Lors d’une séance de travail avec le collectif ExposerPublier la semaine dernière, nous nous demandions comment raconter Khiasma. Raconter Khiasma maintenant, à un moment de glissement de terrain, de changement de paysage et d’arrivée en fanfare des fictions bavardes d’un Paris nécessairement Nouveau et Grand. Que peut réparer le récit, que peut-il défaire ?

Raconter une histoire de soi et une histoire des autres avec soi et dans soi. Khiasma et, dans, avec la Seine-Saint-Denis, honni département le plus pauvre de la nation, devenu lieu d’expériences trop cools. Comme ailleurs, dans d’autres capitales, se consument les lieux sûrs. Et ils sont sûrs car ils sont incertains, capables de disparaître. Ils réclament une certaine forme de présence pour exister. Ils sont sûrs car il faut en trouver le chemin. Et ils sont sûrs car ce sont des lieux à partir desquels on peut (se) parler et quitter les débats gazeux de l’économie de l’attention. Parler depuis son expérience mais pas seulement, parler depuis son corps mais pas seulement, en présence d’autres aussi qui nous informent de points aveugles, d’expériences silencieuses, de possibles. Faire lieu. On sait depuis le début que le lieu qui nous intéresse n’est pas seulement local et que le local demande tout autant qu’autre chose à être construit s’il ne veut pas devenir une triste injonction sans substance.
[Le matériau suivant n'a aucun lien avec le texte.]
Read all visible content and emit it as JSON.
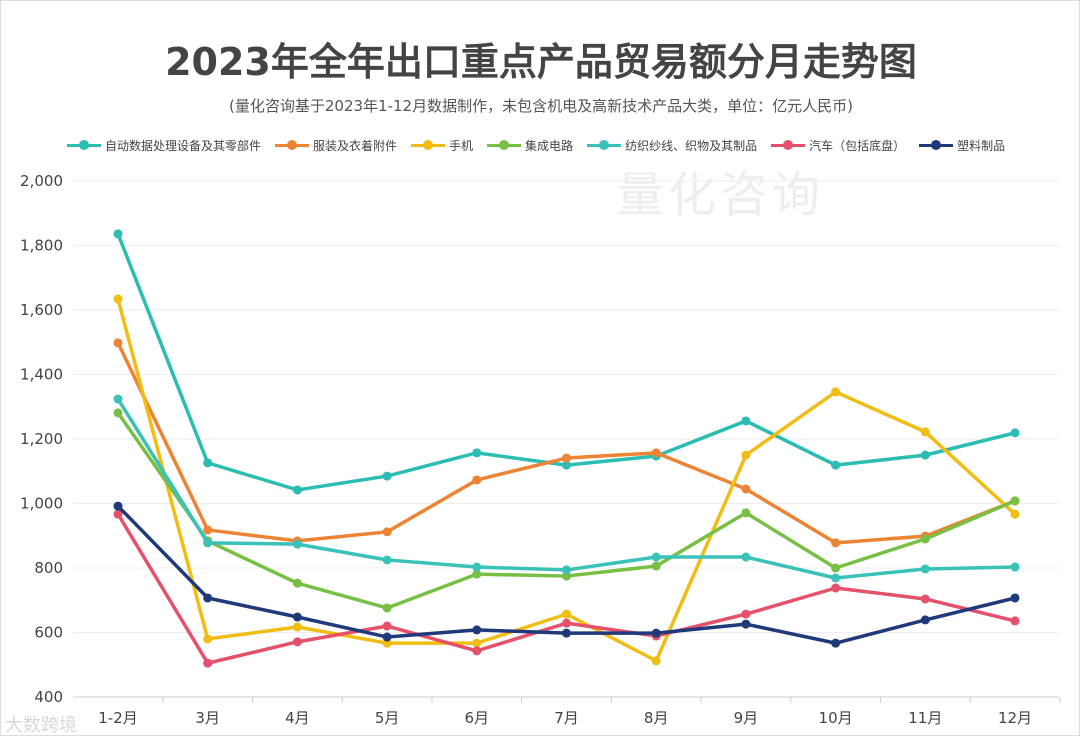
{
  "title": "2023年全年出口重点产品贸易额分月走势图",
  "subtitle": "(量化咨询基于2023年1-12月数据制作，未包含机电及高新技术产品大类，单位：亿元人民币)",
  "watermark": "量化咨询",
  "corner_watermark": "大数跨境",
  "chart_data": {
    "type": "line",
    "categories": [
      "1-2月",
      "3月",
      "4月",
      "5月",
      "6月",
      "7月",
      "8月",
      "9月",
      "10月",
      "11月",
      "12月"
    ],
    "ylim": [
      400,
      2000
    ],
    "yticks": [
      "400",
      "600",
      "800",
      "1,000",
      "1,200",
      "1,400",
      "1,600",
      "1,800",
      "2,000"
    ],
    "grid": true,
    "legend": "top",
    "series": [
      {
        "name": "自动数据处理设备及其零部件",
        "color": "#2bbdb1",
        "values": [
          1836,
          1126,
          1042,
          1085,
          1157,
          1119,
          1147,
          1256,
          1119,
          1150,
          1219
        ]
      },
      {
        "name": "服装及衣着附件",
        "color": "#ec8434",
        "values": [
          1498,
          918,
          884,
          912,
          1073,
          1141,
          1157,
          1045,
          878,
          899,
          1008
        ]
      },
      {
        "name": "手机",
        "color": "#f2bd12",
        "values": [
          1634,
          580,
          617,
          567,
          567,
          657,
          512,
          1150,
          1346,
          1222,
          967
        ]
      },
      {
        "name": "集成电路",
        "color": "#78bf45",
        "values": [
          1281,
          884,
          753,
          676,
          781,
          775,
          806,
          971,
          800,
          890,
          1008
        ]
      },
      {
        "name": "纺织纱线、织物及其制品",
        "color": "#3ac2b8",
        "values": [
          1324,
          878,
          874,
          825,
          803,
          794,
          834,
          834,
          769,
          797,
          803
        ]
      },
      {
        "name": "汽车（包括底盘）",
        "color": "#e5506a",
        "values": [
          967,
          505,
          571,
          620,
          543,
          629,
          589,
          657,
          738,
          704,
          636
        ]
      },
      {
        "name": "塑料制品",
        "color": "#1f3a7a",
        "values": [
          992,
          707,
          648,
          586,
          608,
          598,
          598,
          626,
          567,
          639,
          707
        ]
      }
    ]
  }
}
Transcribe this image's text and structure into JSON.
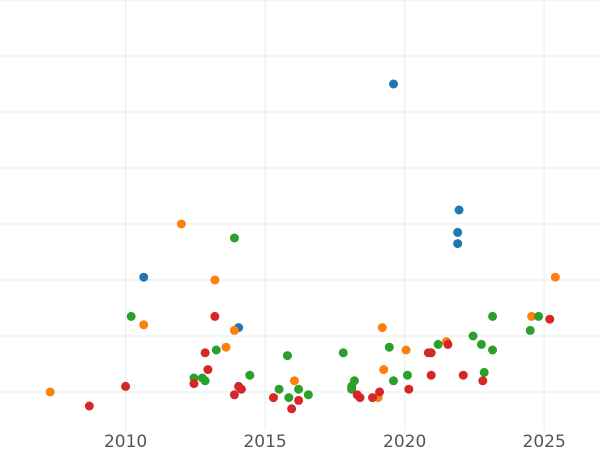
{
  "chart_data": {
    "type": "scatter",
    "title": "",
    "xlabel": "",
    "ylabel": "",
    "xlim": [
      2005.5,
      2027.0
    ],
    "ylim": [
      0,
      15
    ],
    "x_ticks": [
      2010,
      2015,
      2020,
      2025
    ],
    "x_tick_labels": [
      "2010",
      "2015",
      "2020",
      "2025"
    ],
    "y_gridlines": [
      1,
      3,
      5,
      7,
      9,
      11,
      13,
      15
    ],
    "grid": true,
    "legend": "none",
    "series": [
      {
        "color": "#1f77b4",
        "points": [
          {
            "x": 2010.65,
            "y": 5.1
          },
          {
            "x": 2014.05,
            "y": 3.3
          },
          {
            "x": 2019.6,
            "y": 12.0
          },
          {
            "x": 2021.95,
            "y": 7.5
          },
          {
            "x": 2021.9,
            "y": 6.7
          },
          {
            "x": 2021.9,
            "y": 6.3
          }
        ]
      },
      {
        "color": "#ff7f0e",
        "points": [
          {
            "x": 2007.3,
            "y": 1.0
          },
          {
            "x": 2010.65,
            "y": 3.4
          },
          {
            "x": 2012.0,
            "y": 7.0
          },
          {
            "x": 2013.2,
            "y": 5.0
          },
          {
            "x": 2013.6,
            "y": 2.6
          },
          {
            "x": 2013.9,
            "y": 3.2
          },
          {
            "x": 2016.05,
            "y": 1.4
          },
          {
            "x": 2019.2,
            "y": 3.3
          },
          {
            "x": 2019.25,
            "y": 1.8
          },
          {
            "x": 2019.05,
            "y": 0.8
          },
          {
            "x": 2020.05,
            "y": 2.5
          },
          {
            "x": 2021.5,
            "y": 2.8
          },
          {
            "x": 2024.55,
            "y": 3.7
          },
          {
            "x": 2025.4,
            "y": 5.1
          }
        ]
      },
      {
        "color": "#2ca02c",
        "points": [
          {
            "x": 2010.2,
            "y": 3.7
          },
          {
            "x": 2012.45,
            "y": 1.5
          },
          {
            "x": 2012.75,
            "y": 1.5
          },
          {
            "x": 2012.85,
            "y": 1.4
          },
          {
            "x": 2013.25,
            "y": 2.5
          },
          {
            "x": 2013.9,
            "y": 6.5
          },
          {
            "x": 2014.45,
            "y": 1.6
          },
          {
            "x": 2015.5,
            "y": 1.1
          },
          {
            "x": 2015.8,
            "y": 2.3
          },
          {
            "x": 2015.85,
            "y": 0.8
          },
          {
            "x": 2016.2,
            "y": 1.1
          },
          {
            "x": 2016.55,
            "y": 0.9
          },
          {
            "x": 2017.8,
            "y": 2.4
          },
          {
            "x": 2018.1,
            "y": 1.2
          },
          {
            "x": 2018.1,
            "y": 1.1
          },
          {
            "x": 2018.2,
            "y": 1.4
          },
          {
            "x": 2019.45,
            "y": 2.6
          },
          {
            "x": 2019.6,
            "y": 1.4
          },
          {
            "x": 2020.1,
            "y": 1.6
          },
          {
            "x": 2021.2,
            "y": 2.7
          },
          {
            "x": 2022.45,
            "y": 3.0
          },
          {
            "x": 2022.75,
            "y": 2.7
          },
          {
            "x": 2022.85,
            "y": 1.7
          },
          {
            "x": 2023.15,
            "y": 2.5
          },
          {
            "x": 2023.15,
            "y": 3.7
          },
          {
            "x": 2024.5,
            "y": 3.2
          },
          {
            "x": 2024.8,
            "y": 3.7
          }
        ]
      },
      {
        "color": "#d62728",
        "points": [
          {
            "x": 2008.7,
            "y": 0.5
          },
          {
            "x": 2010.0,
            "y": 1.2
          },
          {
            "x": 2012.45,
            "y": 1.3
          },
          {
            "x": 2012.85,
            "y": 2.4
          },
          {
            "x": 2012.95,
            "y": 1.8
          },
          {
            "x": 2013.2,
            "y": 3.7
          },
          {
            "x": 2013.9,
            "y": 0.9
          },
          {
            "x": 2014.05,
            "y": 1.2
          },
          {
            "x": 2014.15,
            "y": 1.1
          },
          {
            "x": 2015.3,
            "y": 0.8
          },
          {
            "x": 2015.95,
            "y": 0.4
          },
          {
            "x": 2016.2,
            "y": 0.7
          },
          {
            "x": 2018.3,
            "y": 0.9
          },
          {
            "x": 2018.4,
            "y": 0.8
          },
          {
            "x": 2018.85,
            "y": 0.8
          },
          {
            "x": 2019.1,
            "y": 1.0
          },
          {
            "x": 2020.15,
            "y": 1.1
          },
          {
            "x": 2020.85,
            "y": 2.4
          },
          {
            "x": 2020.95,
            "y": 2.4
          },
          {
            "x": 2020.95,
            "y": 1.6
          },
          {
            "x": 2021.55,
            "y": 2.7
          },
          {
            "x": 2022.1,
            "y": 1.6
          },
          {
            "x": 2022.8,
            "y": 1.4
          },
          {
            "x": 2025.2,
            "y": 3.6
          }
        ]
      }
    ]
  }
}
Car le lieu qui nous regarde est aussi un récit et c’est en cela qu’il résiste et qu’il hante, qu’il persiste et trouble, qu’il renait sans cesse autrement. Il n’est pas raisonnable.

Nous racontons à présent à partir de notre disparition. Même si nous sommes encore là, nous parlons depuis notre stade zombie. Ne réclamons pas le droit d’exister car nous ne pouvons disparaître sans revenir dans d’autres formes. Nos muscles sont solides comme ceux d’agiles morts-vivants.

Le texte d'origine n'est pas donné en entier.